Enter the king: John Howard.
After six years of self-interest, selfies and self-sabotage, the Coalition believes the electorate wants some tough love. They think we’ve been hankering for some Howard. Or at least, Abbott-dressed-up-as-Howard.
The former prime minister has been a powerful spectre throughout this campaign, though not always to the benefit of the Coalition. Labor has readily used two of Howard’s key initiatives – the GST and WorkChoices – in scare campaigns, and the nation seems to have collectively forgotten that Howard was only the second prime minister in Australian history (and the first since 1929) to lose his seat at a federal election.
Undeterred, the Coalition, in invoking Howard, is subverting the Harry Potter approach of ‘he who must not be named’ and instead implementing a fastidious regime of ‘he who must be named like he is creator of the earth’.
How will the Coalition stop the boats?
Why will the Coalition get to a surplus faster?

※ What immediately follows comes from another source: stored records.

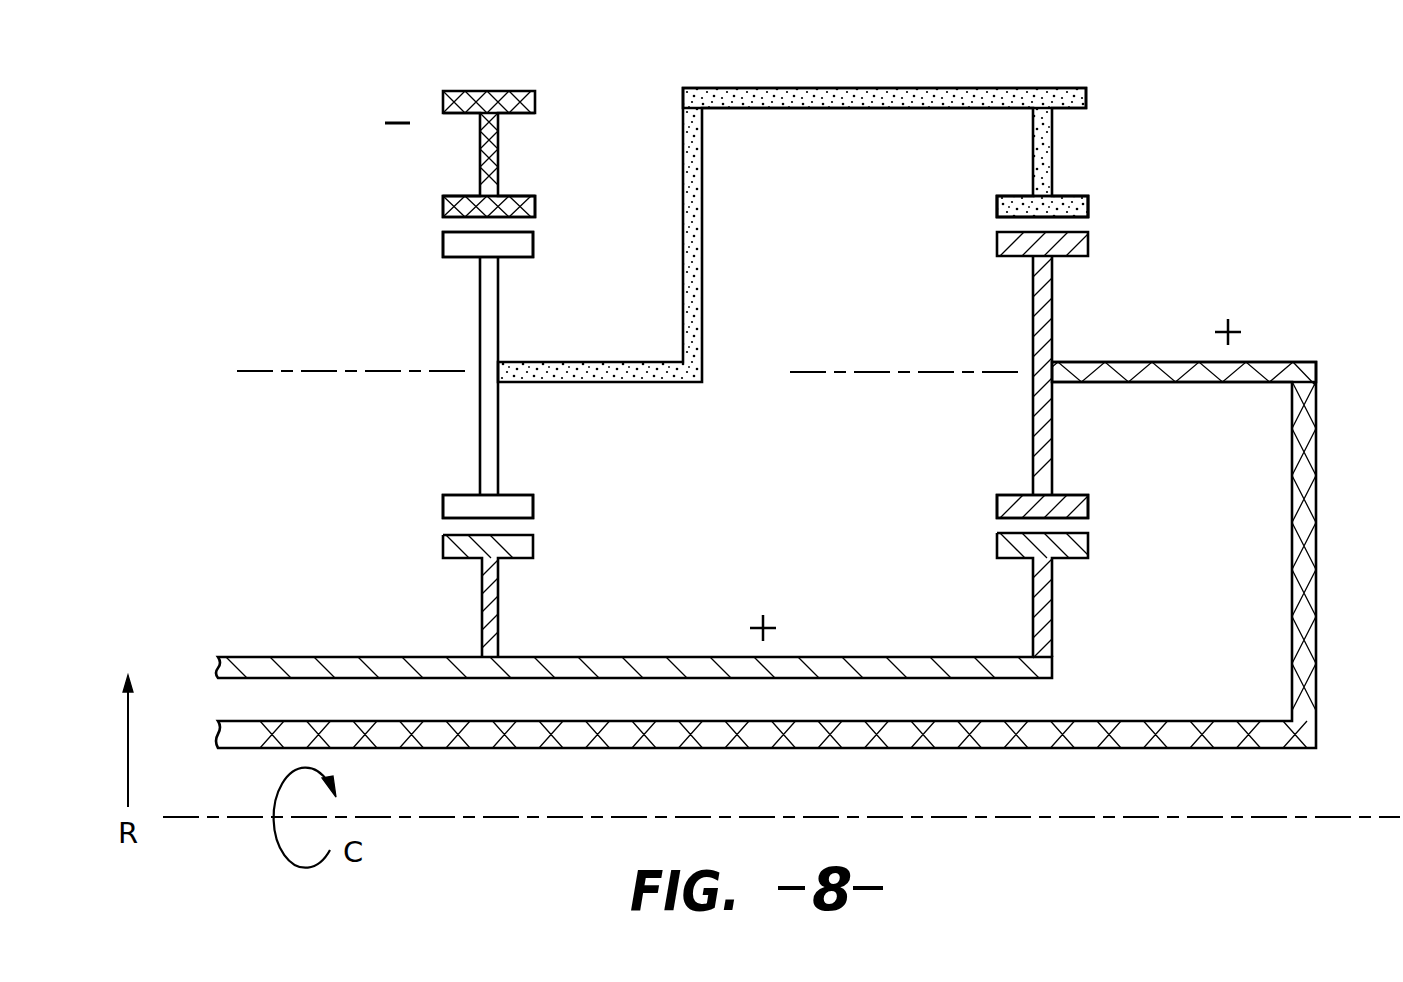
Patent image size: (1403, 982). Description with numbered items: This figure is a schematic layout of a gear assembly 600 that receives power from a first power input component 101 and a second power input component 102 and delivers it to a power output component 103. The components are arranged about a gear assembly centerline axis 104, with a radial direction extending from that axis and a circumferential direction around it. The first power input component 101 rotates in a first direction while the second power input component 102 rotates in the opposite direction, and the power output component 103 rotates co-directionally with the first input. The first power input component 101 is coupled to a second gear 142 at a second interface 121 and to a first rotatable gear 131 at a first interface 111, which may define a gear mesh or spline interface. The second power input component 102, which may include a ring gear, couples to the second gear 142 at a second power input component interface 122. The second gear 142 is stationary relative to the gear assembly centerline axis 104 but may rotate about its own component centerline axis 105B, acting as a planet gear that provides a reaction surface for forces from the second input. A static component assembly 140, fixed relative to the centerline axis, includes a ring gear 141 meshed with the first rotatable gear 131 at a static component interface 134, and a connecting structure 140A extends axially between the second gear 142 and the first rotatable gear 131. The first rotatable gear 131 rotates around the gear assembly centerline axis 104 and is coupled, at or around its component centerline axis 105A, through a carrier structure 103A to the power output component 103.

The gear assembly 600 is at (1197, 100).
The first power input component 101 is at (695, 658).
The second power input component 102 is at (500, 160).
The power output component 103 is at (848, 750).
The carrier structure 103A is at (1200, 382).
The gear assembly centerline axis 104 is at (533, 817).
The component centerline axis 105A is at (940, 372).
The component centerline axis 105B is at (385, 372).
The first interface 111 is at (1088, 525).
The second interface 121 is at (535, 527).
The second power input component interface 122 is at (443, 224).
The first rotatable gear 131 is at (1033, 438).
The static component interface 134 is at (1090, 224).
The static component assembly 140 is at (897, 108).
The connecting structure 140A is at (735, 70).
The first gear 141 is at (1090, 205).
The second gear 142 is at (478, 443).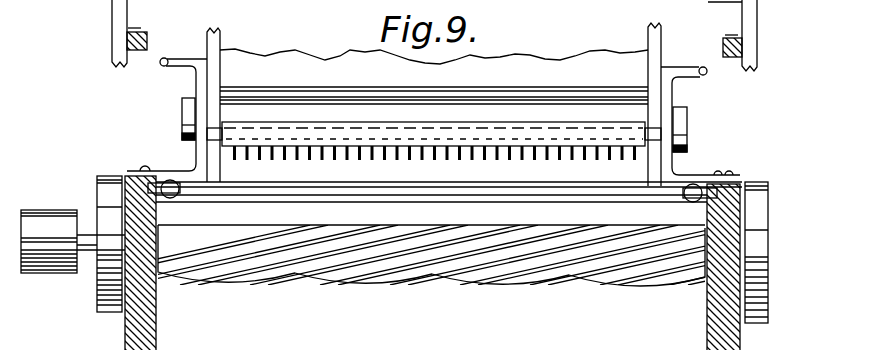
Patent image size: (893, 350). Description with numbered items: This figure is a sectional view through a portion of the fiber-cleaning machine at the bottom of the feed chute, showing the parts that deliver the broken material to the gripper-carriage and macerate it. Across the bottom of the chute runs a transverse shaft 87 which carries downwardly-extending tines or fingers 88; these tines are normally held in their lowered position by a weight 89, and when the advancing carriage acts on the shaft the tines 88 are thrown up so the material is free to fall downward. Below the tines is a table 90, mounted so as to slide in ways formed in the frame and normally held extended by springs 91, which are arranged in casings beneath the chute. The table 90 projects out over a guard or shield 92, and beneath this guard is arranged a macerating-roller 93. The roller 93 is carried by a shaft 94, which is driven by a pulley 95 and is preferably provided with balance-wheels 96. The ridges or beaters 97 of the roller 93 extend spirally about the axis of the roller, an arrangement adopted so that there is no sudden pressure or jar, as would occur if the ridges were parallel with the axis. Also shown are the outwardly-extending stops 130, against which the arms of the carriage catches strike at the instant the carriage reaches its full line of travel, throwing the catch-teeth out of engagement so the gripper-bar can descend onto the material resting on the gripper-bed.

The transverse shaft 87 is at (226, 134).
The tines 88 is at (439, 166).
The weight 89 is at (698, 121).
The table 90 is at (449, 193).
The springs 91 is at (168, 180).
The guard 92 is at (431, 214).
The macerating-roller 93 is at (466, 269).
The shaft 94 is at (86, 255).
The pulley 95 is at (49, 231).
The balance-wheels 96 is at (103, 194).
The ridges 97 is at (238, 269).
The stops 130 is at (433, 108).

What is the square root of Pi?
Even Rudd got swept up in a bit of nostalgia. During a conversation on reddit (has he mentioned he, like, totes gets the internet?) Rudd said that for all his achievements, he still can’t drink a beer as fast as ‘Hawkie’.
And who said campaigns were vacuous?
But Rudd also couldn’t hide a twinge of nostalgia for his former foe, donning a frighteningly Howard-esque tracksuit for a highly questionable Instagram op.

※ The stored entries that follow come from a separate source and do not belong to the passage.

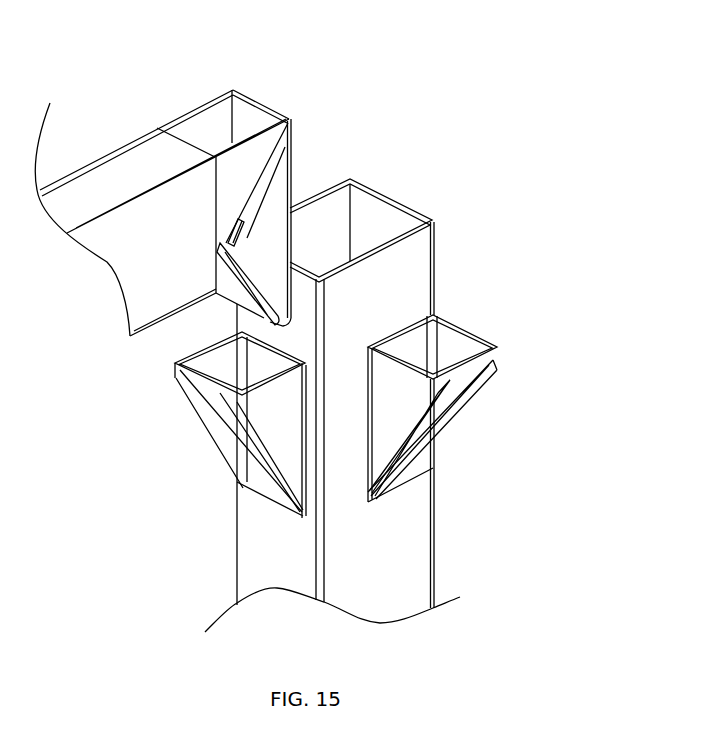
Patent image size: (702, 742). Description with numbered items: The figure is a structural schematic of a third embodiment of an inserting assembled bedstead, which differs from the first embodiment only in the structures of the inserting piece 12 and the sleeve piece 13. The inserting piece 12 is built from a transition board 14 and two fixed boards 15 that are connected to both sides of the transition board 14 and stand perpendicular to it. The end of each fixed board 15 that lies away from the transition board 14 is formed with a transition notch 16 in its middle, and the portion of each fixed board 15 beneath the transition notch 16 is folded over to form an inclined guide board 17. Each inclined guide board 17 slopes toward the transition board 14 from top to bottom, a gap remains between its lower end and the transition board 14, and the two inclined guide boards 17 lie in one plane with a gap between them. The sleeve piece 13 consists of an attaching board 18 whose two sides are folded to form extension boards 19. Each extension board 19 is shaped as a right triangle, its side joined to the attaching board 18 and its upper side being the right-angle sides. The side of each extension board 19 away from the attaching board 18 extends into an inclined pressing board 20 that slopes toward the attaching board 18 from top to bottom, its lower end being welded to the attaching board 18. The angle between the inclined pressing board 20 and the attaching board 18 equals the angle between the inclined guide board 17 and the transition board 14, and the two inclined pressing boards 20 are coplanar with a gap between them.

The inserting piece 12 is at (295, 92).
The sleeve piece 13 is at (490, 316).
The transition board 14 is at (252, 93).
The fixed board 15 is at (193, 103).
The transition notch 16 is at (290, 127).
The inclined guide board 17 is at (288, 174).
The attaching board 18 is at (408, 338).
The extension board 19 is at (447, 340).
The inclined pressing board 20 is at (463, 403).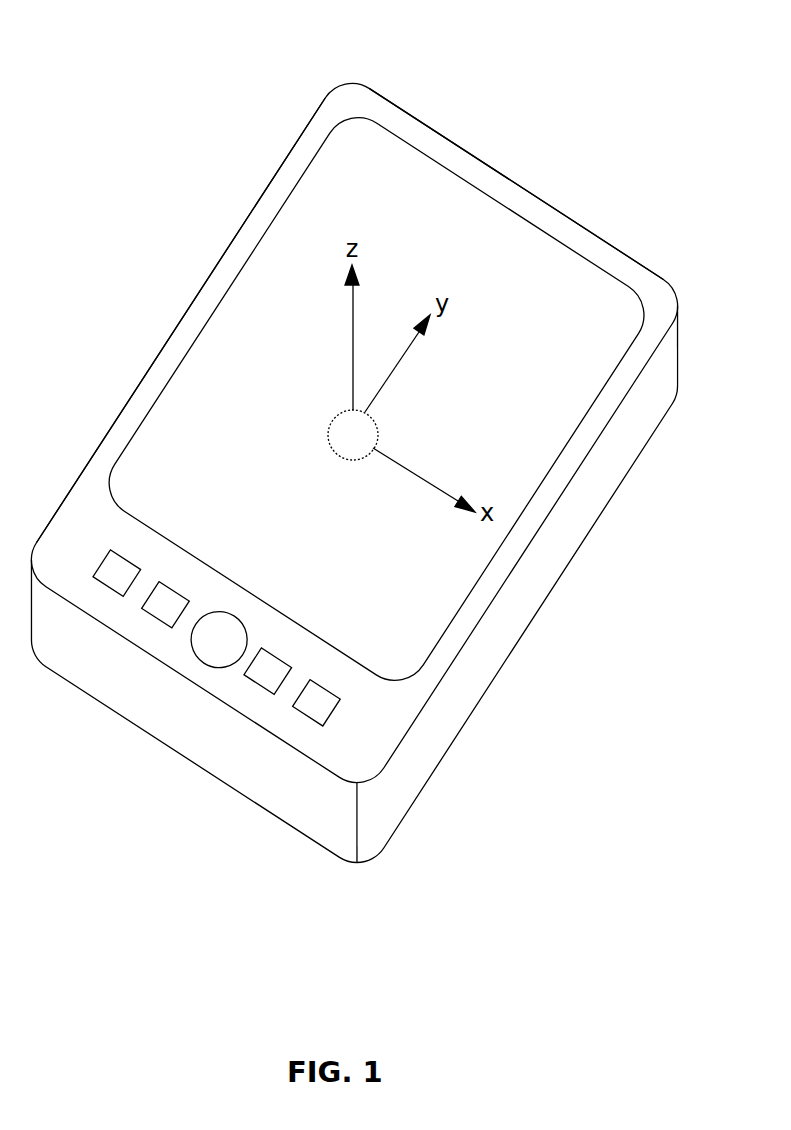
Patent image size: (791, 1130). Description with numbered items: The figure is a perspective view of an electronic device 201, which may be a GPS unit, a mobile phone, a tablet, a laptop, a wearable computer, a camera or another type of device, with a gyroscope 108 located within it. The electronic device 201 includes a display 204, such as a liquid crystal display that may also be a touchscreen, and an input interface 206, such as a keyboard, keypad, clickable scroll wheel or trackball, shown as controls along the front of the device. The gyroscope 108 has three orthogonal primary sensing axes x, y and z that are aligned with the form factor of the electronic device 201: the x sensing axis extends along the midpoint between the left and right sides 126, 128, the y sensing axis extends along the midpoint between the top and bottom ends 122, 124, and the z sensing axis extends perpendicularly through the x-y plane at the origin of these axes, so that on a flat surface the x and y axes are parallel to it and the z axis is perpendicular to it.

Highlighting his effusiveness for social media, not to mention a respect for the sanctity of international relations, the caption of Rudd’s photo read: “Spoke to President Obama about mass murders in Syria. Human tragedy can't continue. KRudd”

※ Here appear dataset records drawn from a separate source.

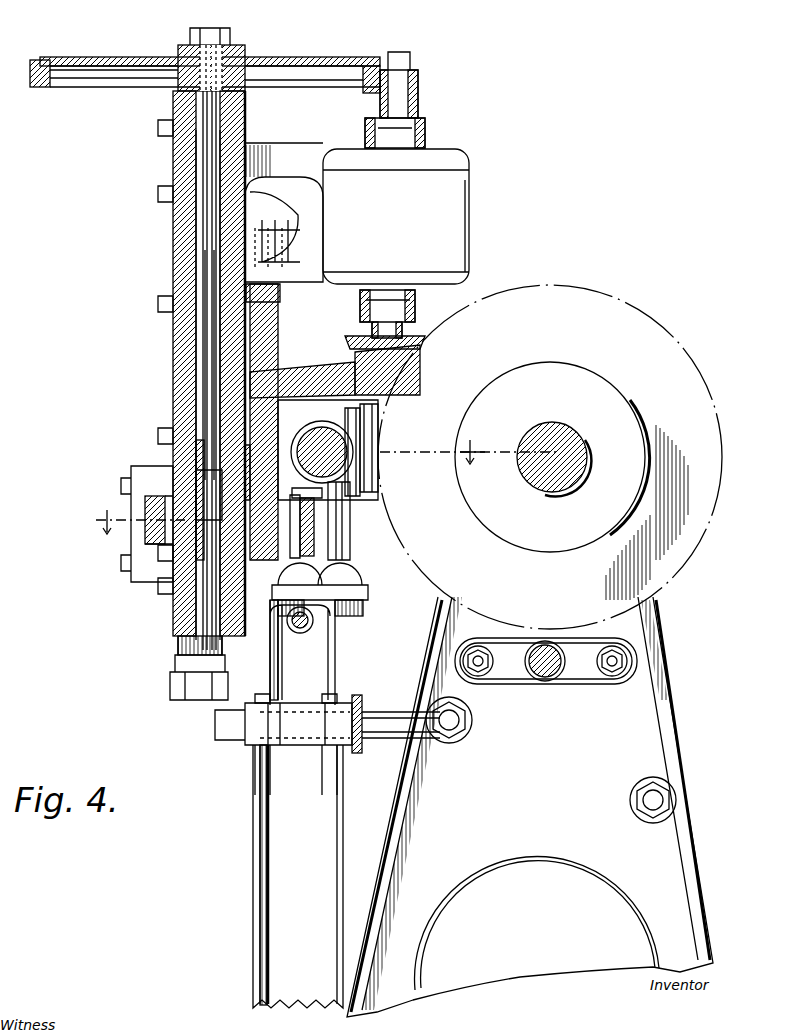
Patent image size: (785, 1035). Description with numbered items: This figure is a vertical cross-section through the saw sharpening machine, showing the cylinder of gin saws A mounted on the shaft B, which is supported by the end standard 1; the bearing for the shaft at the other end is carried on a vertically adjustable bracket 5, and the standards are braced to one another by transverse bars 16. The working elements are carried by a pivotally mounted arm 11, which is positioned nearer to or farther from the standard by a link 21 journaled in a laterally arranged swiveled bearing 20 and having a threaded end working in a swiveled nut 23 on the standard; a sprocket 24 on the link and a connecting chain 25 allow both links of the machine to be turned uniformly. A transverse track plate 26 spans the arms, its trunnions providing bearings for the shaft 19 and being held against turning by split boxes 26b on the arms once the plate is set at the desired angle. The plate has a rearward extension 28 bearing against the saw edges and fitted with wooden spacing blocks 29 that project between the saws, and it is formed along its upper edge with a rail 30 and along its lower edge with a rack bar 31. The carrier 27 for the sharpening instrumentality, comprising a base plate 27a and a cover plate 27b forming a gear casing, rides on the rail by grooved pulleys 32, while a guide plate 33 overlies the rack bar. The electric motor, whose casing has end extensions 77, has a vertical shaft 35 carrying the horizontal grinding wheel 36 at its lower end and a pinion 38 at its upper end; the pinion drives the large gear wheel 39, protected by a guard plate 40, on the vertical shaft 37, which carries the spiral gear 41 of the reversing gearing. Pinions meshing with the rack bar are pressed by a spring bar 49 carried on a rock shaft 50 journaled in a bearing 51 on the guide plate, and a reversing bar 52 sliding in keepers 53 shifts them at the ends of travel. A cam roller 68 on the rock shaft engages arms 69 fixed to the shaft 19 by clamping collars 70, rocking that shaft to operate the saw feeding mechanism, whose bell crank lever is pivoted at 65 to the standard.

The end standard 1 is at (655, 730).
The bracket 5 is at (328, 498).
The arm 11 is at (298, 876).
The transverse bar 16 is at (545, 680).
The shaft 19 is at (310, 430).
The swiveled bearing 20 is at (300, 745).
The link 21 is at (385, 735).
The swiveled nut 23 is at (456, 743).
The sprocket 24 is at (370, 718).
The chain 25 is at (362, 698).
The track plate 26 is at (262, 365).
The split box 26b is at (365, 438).
The carrier 27 is at (173, 308).
The base plate 27a is at (212, 335).
The cover plate 27b is at (186, 378).
The rearward extension 28 is at (345, 362).
The spacing block 29 is at (422, 372).
The rail 30 is at (282, 300).
The rack bar 31 is at (238, 445).
The grooved pulley 32 is at (302, 222).
The guide plate 33 is at (245, 598).
The motor shaft 35 is at (372, 326).
The grinding wheel 36 is at (352, 342).
The vertical shaft 37 is at (204, 398).
The pinion 38 is at (418, 84).
The gear wheel 39 is at (370, 92).
The guard plate 40 is at (300, 72).
The spiral gear 41 is at (165, 548).
The spring bar 49 is at (318, 522).
The rock shaft 50 is at (350, 540).
The bearing 51 is at (340, 563).
The reversing bar 52 is at (146, 508).
The keeper 53 is at (136, 470).
The pivot 65 is at (663, 800).
The cam roller 68 is at (298, 600).
The arm 69 is at (318, 500).
The clamping collar 70 is at (378, 462).
The end extension 77 is at (365, 135).
The gin saw A is at (672, 345).
The shaft B is at (583, 442).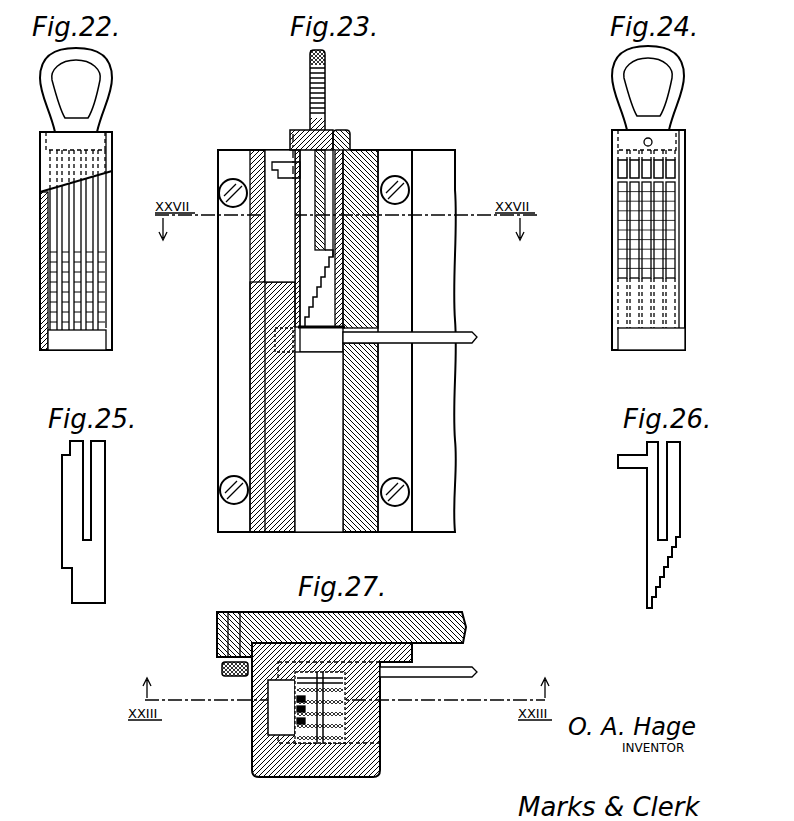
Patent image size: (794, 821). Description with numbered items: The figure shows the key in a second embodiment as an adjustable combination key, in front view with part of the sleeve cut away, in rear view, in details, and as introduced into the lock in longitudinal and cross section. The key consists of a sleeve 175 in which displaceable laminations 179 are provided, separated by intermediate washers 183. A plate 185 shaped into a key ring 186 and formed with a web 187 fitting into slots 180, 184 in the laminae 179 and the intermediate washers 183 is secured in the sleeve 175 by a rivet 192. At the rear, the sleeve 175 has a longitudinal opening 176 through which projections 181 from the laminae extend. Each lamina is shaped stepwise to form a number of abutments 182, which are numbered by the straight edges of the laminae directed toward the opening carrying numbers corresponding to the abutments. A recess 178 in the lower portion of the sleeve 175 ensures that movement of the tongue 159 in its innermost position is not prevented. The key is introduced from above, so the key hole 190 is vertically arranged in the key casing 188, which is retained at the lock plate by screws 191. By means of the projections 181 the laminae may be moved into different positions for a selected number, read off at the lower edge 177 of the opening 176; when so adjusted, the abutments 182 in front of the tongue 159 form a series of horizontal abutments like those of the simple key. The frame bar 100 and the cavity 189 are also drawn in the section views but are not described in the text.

Nothing says human tragedy like tracksuits on Twitter, ain’t that right Kev?
“He thought that netball was just a different form of rugby.” – Frances Abbott introduces her father at the Coalition campaign launch and confirms suppositories and repositories are not the only things the opposition leader can’t distinguish between.
“I am really glad my brother, Nick, is out there with Dad doing it. I often phone him and check that Dad has eaten lunch.” – First daughter Jessica Rudd’s comments to The Australian Women’s Weekly remind us that nothing says ‘competent leader’ like forgetting to eat.
“But then there’s bad tempered Kevin, who uses four letter expletives to describe his own staff and Chinese officials. You see, there’s arrogant Kevin; there’s abusive Kevin. He reminds me of the Incredible Hulk.” – So that’s… ill-tempered, arrogant, abusive and Hulk. Three more personalities and Julie Bishop will have her very own set of seven Kevin Rudd dwarves.
Tweet of the week
The last gasp
A key criticism Tony Abbott has levelled at the government this campaign is that it is inflicting on Australia not only a fiscal deficit but a trust deficit. However there’s been a curious deficit on his own side of the divide: the Truss deficit.
While Abbott hit the campaign trail with Julie Bishop and Joe Hockey, Warren Truss, leader of The Nationals and the man likely to be deputy prime minister come September 8, has been conspicuously absent.
Truss’ penultimate speaking engagement at the Coalition’s official launch last weekend and his address to the National Club this week have elevated his visibility, but he’s still ‘Mr Nowhere’, especially when compared to Labor’s proposed deputy PM, ‘Mr everywhere’, also known as Anthony Albanese.
Why might the Coalition be keeping Truss out of the limelight? They have been keen to paint themselves as a picture of stability compared to the chaos of Labor, and Truss’ presence exposes them to scrutiny on this strategy. After all, the Nationals are opposed to the generosity of Abbott’s paid parental leave scheme; there is insistent speculation that the trade portfolio will fall out of the party’s hands for the first time in 53 years under Abbott; and Barnaby Joyce has publicly called on whoever the treasurer is after the ballot to block Archer Daniel Midlands’ pursuit of GrainCorp.
Abbott has ruled out informally presiding over a hung parliament, but fundamental opposition within his own ‘hung’ party could very well test him the way the 43rd parliament tested Julia Gillard.